Mogwai - Every Country's Sun (Cover Artwork)
Staff Pick


Every Country's Sun (2017)

Temporary Residence

Scottish post-rockers Mogwai are a band that only be described as an experience. Their artform transcends the typical instrumentalists out there and it's mostly due to how much inspiration, emotion and dreams they pack into songs that while lacking vocals, have so much energy embedded. After they scored Atomic last year, I dove back into their discography and to be honest, it felt wrong being away from it for so long. With Every Country's Sun constructed while the band was secluded and recording in America during Donald Trump's election, bet your bottom dollar that this record, while not your typical Mogwai one, is one that's just as big a musical novel -- painting a million stories at the speed of light.

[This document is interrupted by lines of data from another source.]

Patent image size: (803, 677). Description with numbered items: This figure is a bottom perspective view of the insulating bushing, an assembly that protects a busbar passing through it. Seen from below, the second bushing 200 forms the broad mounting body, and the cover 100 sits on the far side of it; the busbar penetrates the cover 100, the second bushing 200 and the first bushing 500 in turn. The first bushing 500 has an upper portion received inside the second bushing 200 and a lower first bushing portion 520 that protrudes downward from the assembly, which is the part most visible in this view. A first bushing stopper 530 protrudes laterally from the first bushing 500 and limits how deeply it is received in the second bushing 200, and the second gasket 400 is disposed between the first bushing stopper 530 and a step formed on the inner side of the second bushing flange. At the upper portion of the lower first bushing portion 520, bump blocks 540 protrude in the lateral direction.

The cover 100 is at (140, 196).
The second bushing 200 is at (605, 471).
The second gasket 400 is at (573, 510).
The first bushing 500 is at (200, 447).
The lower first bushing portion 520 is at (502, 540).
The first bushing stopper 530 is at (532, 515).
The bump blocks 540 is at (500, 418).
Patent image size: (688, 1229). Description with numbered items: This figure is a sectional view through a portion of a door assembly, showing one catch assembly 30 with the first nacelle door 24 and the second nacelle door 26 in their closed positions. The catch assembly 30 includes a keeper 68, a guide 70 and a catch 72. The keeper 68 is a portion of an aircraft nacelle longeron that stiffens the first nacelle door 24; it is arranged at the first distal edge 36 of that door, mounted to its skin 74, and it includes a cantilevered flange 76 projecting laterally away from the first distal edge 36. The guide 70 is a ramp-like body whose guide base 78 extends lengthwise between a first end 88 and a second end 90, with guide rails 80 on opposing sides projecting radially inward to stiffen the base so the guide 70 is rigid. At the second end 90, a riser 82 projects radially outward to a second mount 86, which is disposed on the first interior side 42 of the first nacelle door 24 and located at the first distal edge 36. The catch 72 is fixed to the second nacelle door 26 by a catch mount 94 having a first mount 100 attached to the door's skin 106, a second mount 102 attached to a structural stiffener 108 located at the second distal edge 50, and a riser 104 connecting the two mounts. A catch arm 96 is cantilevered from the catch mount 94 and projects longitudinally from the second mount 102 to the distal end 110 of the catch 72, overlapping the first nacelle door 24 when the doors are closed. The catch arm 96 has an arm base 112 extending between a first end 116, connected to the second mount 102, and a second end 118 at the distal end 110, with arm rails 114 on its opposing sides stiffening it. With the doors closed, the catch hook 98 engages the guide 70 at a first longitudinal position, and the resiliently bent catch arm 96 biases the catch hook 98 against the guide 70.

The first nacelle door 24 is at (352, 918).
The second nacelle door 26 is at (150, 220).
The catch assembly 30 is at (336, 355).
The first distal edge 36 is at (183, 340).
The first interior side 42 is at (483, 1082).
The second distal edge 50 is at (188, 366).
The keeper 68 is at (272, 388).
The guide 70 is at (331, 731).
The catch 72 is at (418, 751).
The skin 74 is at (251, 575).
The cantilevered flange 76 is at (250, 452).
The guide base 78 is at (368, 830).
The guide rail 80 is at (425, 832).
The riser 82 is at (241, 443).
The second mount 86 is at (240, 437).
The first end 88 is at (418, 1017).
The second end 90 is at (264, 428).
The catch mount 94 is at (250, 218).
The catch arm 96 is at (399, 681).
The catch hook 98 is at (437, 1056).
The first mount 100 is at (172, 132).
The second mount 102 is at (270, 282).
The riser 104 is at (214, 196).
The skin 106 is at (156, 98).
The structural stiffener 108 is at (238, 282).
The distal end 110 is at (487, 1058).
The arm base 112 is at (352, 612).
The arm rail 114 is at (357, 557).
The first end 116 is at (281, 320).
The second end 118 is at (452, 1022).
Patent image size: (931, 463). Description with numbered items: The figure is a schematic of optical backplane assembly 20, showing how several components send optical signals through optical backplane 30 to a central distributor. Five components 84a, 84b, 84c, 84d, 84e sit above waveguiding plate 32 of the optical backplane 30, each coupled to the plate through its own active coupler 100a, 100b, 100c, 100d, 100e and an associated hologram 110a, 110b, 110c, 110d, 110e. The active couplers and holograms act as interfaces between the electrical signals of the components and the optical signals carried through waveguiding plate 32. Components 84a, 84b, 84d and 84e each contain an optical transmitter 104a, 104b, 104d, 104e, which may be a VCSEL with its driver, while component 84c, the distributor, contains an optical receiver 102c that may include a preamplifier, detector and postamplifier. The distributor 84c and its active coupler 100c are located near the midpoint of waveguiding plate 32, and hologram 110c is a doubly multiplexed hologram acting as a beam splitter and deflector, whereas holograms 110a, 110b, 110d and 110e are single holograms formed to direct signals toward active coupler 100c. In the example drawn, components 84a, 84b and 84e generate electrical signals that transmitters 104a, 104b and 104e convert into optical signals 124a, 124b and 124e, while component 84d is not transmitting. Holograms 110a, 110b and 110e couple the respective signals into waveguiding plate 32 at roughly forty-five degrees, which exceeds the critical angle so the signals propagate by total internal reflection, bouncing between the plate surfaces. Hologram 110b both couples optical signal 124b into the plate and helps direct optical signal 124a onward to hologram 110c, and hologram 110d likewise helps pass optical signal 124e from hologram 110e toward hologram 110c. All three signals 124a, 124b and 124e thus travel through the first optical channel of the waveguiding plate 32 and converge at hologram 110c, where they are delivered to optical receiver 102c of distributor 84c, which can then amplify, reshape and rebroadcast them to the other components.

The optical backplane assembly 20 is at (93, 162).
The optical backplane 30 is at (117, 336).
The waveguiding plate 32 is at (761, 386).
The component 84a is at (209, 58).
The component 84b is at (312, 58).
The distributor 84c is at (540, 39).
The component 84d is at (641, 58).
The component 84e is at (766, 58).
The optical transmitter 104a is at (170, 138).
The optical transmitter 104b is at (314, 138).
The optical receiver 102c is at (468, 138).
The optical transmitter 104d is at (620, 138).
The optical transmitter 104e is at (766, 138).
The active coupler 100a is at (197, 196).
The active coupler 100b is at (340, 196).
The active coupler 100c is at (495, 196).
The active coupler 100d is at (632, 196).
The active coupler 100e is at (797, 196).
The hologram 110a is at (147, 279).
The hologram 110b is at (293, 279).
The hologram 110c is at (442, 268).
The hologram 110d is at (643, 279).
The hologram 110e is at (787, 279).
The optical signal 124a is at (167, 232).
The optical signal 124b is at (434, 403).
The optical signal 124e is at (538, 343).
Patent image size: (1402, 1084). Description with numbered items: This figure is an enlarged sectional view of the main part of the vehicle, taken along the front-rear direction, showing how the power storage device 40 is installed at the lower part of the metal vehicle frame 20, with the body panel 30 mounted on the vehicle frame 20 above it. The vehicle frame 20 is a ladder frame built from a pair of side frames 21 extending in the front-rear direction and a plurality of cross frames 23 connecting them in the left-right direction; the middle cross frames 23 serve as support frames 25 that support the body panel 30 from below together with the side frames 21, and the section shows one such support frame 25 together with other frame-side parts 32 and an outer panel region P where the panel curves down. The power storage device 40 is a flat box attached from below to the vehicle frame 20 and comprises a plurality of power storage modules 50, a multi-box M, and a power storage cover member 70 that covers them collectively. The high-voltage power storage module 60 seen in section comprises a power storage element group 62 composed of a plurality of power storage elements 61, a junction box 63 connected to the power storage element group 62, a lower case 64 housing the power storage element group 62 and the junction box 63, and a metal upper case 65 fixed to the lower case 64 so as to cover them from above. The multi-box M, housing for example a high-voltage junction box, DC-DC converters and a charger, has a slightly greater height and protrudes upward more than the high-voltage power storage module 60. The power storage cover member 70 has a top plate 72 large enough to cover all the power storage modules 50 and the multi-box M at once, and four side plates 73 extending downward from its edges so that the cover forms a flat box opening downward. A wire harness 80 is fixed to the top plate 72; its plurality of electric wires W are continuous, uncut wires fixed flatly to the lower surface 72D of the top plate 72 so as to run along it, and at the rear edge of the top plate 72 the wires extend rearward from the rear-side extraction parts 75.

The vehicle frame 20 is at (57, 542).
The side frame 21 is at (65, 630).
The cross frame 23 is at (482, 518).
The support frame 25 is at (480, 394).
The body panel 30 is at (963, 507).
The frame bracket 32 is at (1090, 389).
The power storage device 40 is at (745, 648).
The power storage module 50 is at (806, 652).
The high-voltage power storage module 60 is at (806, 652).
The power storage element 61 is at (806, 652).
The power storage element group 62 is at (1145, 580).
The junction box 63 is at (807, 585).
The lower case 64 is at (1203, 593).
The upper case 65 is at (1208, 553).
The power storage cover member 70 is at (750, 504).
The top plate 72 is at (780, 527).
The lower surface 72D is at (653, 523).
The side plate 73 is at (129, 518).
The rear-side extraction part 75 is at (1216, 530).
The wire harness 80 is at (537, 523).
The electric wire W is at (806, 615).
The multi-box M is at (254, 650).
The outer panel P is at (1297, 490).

You can feel the duality here like never before. And for certain, it feels like an album that producer Dave Fridmann returns to work with the gents on in order to guide them to a modern era. Not like they needed it in any case. That said, you can sense the battles of love and war, life and politics, harmony and chaos, without the band doing or saying too much. I love how subtle these tracks are whether they're loud or melodically soothing, which safe to say, was expected. You can get the latter comforting vibe off the hymn-esque, synth-filled beats of the opening track "Coolverine" while the aforementioned explosions can be found on songs like the brazen "Old Poison" (which feels like a rocker of old) and "Crossing The Road Material". This track in particular feels like vintage Mogwai in how it lingers quietly before scaling melodic heights and sprawling forth like albums of the past.

One of the biggest curveballs comes early on too in the form of "Party In The Dark" where guitarist Stu Braithwaite drops some vocals to an unusual backdrop as if to indicate things aren't going to float on as you thought they would. It's a shimmery dream pop track made for fans of Beach House, Kite Party or Interpol. I'd love to see more of this given the band's experience and also, yeah, just because they're middle-aged dudes. Should have a nice balance to it because it reminds us Mogwai aren't here to break the wheel. They're simply steering it in a different direction.

As the title track wraps things up in resounding fashion, a lot of things come to mind. Mainly because it feels like an epiphany -- it feels like Mogwai are turning on the bright lights to illuminate these new roads in their careers. And why not, because they've definitely earned it! The right to do what they want and be unapologetic about it. If you're into Explosions in the Sky or Sigur Ros, then you'll appreciate this record as an epic novel and as a backdrop to the utter chaos we live in today. It has enough experimentation in it to throw off fans of old, but Every Country's Sun is a Mogwai album at heart. It's just marching to a different drum. It jars you like the Beasts of No Nation soundtrack but leaves you, as the title implies and wants, much more hopeful. Yes, mark my words, you'll be in a better place when the album ends.